Done any decorating recently? Take a closer look at that paint roller.
That’s what mill owner George Borg did in the late 1940s and decided the soft, fluffy material he was producing for painting tools would also work for clothing and headed off to Manhattan’s garment district with a batch of the stuff.
On November 3, 1955 he made the financial pages of the New York Times and three weeks later made an application to the United States Patent and Trademark Office for Borglura, described as “pile fabrics of cotton, wool, synthetic fibres, or combinations of either of them”.

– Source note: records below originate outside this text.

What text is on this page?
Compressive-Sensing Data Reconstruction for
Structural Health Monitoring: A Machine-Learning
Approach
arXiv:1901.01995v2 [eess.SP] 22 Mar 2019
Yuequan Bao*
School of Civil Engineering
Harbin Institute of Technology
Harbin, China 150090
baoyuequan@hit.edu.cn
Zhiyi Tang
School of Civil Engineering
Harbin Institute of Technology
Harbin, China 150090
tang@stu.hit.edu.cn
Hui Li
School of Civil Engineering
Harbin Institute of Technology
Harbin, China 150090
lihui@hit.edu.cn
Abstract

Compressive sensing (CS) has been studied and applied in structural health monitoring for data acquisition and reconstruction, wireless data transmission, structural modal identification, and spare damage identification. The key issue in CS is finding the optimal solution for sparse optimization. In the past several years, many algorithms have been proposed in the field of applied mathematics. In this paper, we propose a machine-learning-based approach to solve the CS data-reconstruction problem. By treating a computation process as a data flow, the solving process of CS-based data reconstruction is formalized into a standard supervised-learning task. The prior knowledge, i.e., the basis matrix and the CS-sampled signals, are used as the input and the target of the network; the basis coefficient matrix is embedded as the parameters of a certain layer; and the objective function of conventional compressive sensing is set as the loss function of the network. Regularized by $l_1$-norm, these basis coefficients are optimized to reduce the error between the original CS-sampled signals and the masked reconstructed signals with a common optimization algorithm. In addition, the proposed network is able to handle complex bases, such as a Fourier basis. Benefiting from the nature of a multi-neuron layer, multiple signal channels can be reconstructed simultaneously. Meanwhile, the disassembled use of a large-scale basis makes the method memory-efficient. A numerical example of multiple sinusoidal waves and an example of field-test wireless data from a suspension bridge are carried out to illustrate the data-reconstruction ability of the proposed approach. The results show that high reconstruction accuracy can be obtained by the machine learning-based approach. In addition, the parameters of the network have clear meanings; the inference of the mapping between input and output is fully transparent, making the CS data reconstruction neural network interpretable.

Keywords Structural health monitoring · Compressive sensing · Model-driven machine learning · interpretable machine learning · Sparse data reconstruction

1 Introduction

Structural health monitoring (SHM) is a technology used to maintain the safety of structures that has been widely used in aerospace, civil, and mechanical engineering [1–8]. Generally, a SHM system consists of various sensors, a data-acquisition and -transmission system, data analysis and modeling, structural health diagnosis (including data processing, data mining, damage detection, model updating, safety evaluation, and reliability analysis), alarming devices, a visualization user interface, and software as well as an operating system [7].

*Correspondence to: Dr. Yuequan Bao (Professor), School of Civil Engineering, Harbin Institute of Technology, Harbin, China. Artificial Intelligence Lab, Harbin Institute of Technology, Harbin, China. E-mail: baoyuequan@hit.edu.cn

The newspaper later reported that Borglura coats, made by designers Kraeler-Frasca and Modelia had gone on sale at 20 department stores for $150 a pop – £1,122 in today’s money.
From groundbreaking to wardrobe staple
Borglura was produced using Darlan, a groundbreaking synthetic fibre, the formula for which was trademarked by the BF Goodrich Chemical Company in 1947, and George also had another fluffy fabric called Borgana, made from acrylics Orlon and Dynal.
The name Borg has stuck for the fleecy fabrics we see today, but George wasn’t the only runner in the race to create a deep pile clothing material that felt like fur.
Other contenders were also focusing their energies on cutpile fabrics, whereby threads are woven on to a cloth in loops and then cut with a sharp blade.
The result is a warm, soft fabric that looks and feels like shearling.
Borg has been used for a long time as a lining for outerwear, but in recent seasons has emerged as a standalone fabric, as beautiful on the outside as in.